Of course, not every cultural reference to the Cubs is as affectionate. "Family Guy" used one of its famous clip gags to poke fun at Steve Bartman's infamous foul ball catch in the 2003 NLCS. "It's a foul ball," Stewie tells Steve. "What harm can it do?"
"The Simpsons," has often made references to baseball over its long run. In the intro to one of its "Treehouse of Horror" episodes, Kang and Kodos use a time acceleration ray to speed up the World Series so they can air their Halloween special. When Kodos warns that using the ray too much could destroy the universe, Kang replies, "Good! Only then can the Cubs finally win!
In the premiere episode of the short-lived ABC drama "Revolution," the characters walk by a ruined Wrigley Field. The trailer for the series showed a banner beneath the famous Wrigley Field sign declaring that the Cubs won the World Series in 2012 just weeks before electricity went out worldwide and society collapsed.

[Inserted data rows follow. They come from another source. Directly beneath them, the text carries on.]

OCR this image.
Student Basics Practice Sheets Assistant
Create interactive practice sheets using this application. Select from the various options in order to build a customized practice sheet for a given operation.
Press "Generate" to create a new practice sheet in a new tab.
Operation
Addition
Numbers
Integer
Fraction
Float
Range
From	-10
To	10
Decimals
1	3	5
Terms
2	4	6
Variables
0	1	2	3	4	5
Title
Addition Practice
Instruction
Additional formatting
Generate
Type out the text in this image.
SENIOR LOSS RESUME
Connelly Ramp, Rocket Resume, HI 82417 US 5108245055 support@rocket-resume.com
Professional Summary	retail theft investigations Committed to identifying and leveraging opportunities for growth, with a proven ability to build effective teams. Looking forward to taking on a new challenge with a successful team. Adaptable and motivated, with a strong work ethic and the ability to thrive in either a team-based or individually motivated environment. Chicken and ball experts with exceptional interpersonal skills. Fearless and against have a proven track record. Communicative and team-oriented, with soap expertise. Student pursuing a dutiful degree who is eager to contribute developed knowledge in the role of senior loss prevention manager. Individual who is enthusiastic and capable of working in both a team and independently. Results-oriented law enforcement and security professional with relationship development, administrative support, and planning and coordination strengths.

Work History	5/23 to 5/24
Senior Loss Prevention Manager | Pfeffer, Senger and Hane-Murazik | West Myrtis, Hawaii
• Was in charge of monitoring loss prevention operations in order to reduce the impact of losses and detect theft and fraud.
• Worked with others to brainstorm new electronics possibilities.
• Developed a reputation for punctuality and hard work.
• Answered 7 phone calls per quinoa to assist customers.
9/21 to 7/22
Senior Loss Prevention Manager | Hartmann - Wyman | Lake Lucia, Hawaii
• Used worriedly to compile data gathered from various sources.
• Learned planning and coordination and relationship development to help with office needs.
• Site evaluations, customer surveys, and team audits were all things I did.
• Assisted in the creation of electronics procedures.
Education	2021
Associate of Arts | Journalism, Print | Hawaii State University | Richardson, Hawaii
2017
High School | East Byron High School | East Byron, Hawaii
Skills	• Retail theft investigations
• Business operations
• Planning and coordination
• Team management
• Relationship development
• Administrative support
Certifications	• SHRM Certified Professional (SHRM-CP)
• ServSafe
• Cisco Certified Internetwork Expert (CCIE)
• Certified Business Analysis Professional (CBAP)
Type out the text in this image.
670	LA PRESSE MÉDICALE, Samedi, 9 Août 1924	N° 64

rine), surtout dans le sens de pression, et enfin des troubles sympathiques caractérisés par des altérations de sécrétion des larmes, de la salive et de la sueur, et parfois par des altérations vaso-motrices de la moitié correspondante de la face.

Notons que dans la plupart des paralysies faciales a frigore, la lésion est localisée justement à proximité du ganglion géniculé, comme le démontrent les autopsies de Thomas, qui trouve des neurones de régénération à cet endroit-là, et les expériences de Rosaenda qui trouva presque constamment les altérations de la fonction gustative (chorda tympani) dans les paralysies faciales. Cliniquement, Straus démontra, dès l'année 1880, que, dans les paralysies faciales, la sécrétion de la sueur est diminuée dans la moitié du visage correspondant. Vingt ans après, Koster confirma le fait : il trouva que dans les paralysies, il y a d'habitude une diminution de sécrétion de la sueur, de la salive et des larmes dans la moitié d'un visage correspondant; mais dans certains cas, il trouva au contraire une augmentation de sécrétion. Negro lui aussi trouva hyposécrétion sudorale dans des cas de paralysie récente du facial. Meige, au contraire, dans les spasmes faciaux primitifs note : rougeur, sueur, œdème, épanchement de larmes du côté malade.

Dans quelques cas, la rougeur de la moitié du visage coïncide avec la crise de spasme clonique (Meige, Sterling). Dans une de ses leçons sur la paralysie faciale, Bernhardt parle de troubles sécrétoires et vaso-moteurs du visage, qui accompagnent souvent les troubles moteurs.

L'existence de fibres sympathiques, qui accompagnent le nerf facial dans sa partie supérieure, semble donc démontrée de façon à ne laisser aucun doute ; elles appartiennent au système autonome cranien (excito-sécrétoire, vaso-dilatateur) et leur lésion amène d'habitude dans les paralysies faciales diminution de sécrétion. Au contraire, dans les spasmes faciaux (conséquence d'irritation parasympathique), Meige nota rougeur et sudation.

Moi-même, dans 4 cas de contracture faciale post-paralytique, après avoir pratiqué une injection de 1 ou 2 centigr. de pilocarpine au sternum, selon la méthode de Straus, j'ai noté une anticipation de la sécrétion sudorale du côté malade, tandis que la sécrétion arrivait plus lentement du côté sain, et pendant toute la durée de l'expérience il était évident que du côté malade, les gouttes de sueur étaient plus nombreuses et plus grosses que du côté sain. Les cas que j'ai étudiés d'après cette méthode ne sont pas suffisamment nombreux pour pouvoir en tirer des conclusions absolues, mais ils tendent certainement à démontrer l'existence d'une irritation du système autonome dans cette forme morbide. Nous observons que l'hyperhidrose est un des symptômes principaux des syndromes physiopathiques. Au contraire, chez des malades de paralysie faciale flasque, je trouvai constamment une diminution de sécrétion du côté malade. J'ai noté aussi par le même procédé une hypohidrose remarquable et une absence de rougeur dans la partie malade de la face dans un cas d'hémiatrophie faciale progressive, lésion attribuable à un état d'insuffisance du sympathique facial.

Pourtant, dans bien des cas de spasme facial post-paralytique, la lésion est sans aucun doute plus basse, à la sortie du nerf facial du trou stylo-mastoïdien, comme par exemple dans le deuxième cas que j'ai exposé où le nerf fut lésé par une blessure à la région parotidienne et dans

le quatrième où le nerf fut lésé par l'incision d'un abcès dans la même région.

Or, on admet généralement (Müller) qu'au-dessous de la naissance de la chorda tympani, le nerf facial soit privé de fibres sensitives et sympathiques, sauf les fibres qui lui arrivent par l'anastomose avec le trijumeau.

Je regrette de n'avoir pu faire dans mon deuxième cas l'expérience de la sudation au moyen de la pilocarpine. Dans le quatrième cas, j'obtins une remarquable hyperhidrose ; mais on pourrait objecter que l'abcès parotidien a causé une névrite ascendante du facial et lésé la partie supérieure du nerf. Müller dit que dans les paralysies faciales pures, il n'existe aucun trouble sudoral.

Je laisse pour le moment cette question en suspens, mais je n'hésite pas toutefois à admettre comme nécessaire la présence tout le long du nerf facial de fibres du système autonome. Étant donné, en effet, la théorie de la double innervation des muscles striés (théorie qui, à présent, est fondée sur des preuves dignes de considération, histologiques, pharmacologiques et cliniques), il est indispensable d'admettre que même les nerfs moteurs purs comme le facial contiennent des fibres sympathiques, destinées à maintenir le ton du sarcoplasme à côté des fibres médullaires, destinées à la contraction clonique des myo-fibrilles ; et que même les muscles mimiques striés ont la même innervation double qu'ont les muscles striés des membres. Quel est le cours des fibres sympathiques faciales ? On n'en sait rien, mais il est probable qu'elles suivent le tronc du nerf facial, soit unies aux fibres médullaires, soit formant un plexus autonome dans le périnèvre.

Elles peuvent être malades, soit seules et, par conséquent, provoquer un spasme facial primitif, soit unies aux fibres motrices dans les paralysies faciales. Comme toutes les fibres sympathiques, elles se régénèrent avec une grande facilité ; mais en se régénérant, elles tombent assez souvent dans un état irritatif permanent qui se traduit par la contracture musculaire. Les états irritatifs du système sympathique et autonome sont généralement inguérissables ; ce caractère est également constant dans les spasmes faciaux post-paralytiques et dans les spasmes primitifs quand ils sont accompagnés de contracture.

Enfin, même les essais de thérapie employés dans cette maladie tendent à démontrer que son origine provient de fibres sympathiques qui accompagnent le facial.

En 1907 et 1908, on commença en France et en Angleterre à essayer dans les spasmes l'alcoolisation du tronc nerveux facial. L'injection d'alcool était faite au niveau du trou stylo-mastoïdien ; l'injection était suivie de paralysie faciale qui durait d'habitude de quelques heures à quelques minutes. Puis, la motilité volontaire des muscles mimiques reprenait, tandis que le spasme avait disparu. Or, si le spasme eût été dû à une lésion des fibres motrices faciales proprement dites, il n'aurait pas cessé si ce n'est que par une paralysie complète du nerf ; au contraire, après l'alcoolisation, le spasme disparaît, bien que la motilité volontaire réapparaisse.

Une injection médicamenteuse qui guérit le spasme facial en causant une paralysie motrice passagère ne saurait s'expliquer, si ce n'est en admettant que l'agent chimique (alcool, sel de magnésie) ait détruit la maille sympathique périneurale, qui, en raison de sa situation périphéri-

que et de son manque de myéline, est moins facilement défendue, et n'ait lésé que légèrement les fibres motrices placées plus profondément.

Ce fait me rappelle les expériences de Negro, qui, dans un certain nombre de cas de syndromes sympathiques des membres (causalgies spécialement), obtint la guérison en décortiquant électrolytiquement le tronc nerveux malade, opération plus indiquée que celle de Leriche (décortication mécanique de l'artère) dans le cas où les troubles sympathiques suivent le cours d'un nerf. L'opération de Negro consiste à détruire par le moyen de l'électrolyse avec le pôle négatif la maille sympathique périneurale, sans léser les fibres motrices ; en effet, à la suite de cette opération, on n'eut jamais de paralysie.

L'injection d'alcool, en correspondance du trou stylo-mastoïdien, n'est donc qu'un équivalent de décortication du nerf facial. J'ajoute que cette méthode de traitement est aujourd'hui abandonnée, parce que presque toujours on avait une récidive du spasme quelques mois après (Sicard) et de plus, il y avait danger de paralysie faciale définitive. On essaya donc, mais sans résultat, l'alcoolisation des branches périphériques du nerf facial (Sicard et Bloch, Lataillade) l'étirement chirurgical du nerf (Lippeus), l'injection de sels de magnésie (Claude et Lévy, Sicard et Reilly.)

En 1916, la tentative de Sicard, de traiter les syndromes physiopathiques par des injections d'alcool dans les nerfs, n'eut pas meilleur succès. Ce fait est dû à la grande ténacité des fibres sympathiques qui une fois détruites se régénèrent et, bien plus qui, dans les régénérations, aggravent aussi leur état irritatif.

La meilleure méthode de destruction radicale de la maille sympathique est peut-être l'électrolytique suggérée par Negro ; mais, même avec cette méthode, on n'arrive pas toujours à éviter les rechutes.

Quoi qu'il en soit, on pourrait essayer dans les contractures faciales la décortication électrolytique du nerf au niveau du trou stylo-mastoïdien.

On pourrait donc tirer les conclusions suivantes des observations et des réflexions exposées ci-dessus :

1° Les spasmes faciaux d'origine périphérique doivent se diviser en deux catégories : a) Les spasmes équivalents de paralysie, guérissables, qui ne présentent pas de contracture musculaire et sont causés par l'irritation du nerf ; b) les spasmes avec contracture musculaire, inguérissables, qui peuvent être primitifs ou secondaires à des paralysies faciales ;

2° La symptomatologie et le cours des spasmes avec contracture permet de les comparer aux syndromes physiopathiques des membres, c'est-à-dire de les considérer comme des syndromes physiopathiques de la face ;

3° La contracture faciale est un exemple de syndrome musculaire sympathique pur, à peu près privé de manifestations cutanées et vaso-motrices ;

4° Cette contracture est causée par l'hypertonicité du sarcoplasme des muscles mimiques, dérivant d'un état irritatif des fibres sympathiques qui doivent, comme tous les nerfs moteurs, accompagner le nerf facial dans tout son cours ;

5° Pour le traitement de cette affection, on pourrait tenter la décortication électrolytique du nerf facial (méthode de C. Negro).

But by the time the premiere aired, the Cubs were mathematically eliminated from the playoffs, so the banner was removed.
For decades, sportscaster Harry Caray was the voice of the Cubs, and during his run on "Saturday Night Live," Will Ferrell
became famous for his impersonation of Caray's wild, exuberant calls. After the Cubs won the pennant this year, Ferrell resurrected the character for a special appearance on "Jimmy Kimmel Live!
Last year, "Back to the Future" fans were abuzz about the long-awaited arrival of 2015, the year featured in Part II of the trilogy. According to Robert Zemeckis' film, that would be the year the Cubs finally won the World Series despite being long shots. Instead, the Cubs lost in the NLCS to the New York Mets, leading to memes about history being altered in front of Marty and Doc's eyes.
The show that nailed its prediction about the Cubs' victory was "Parks and Recreation," which paid a visit to Chicago during its final season. The episode took place in the spring of 2017, with one character noting that the city was in a good mood "because the Cubs won the Series." Nice call, "Parks and Rec"!
Also Read: ‘Parks and Recreation’ Predicted the Cubs’ World Series Win
And finally, a commercial that imagined the moment Chicago just experienced. Five years ago, Sony aired a commercial for the video game "MLB 12 The Show,
" showing Chicago in teary-eyed jubilation over the Cubs winning the World Series before revealing that the victory had been achieved by a Cubs fan playing the game. Judging by the pictures and videos of the actual celebration, this commercial got it right on the nose.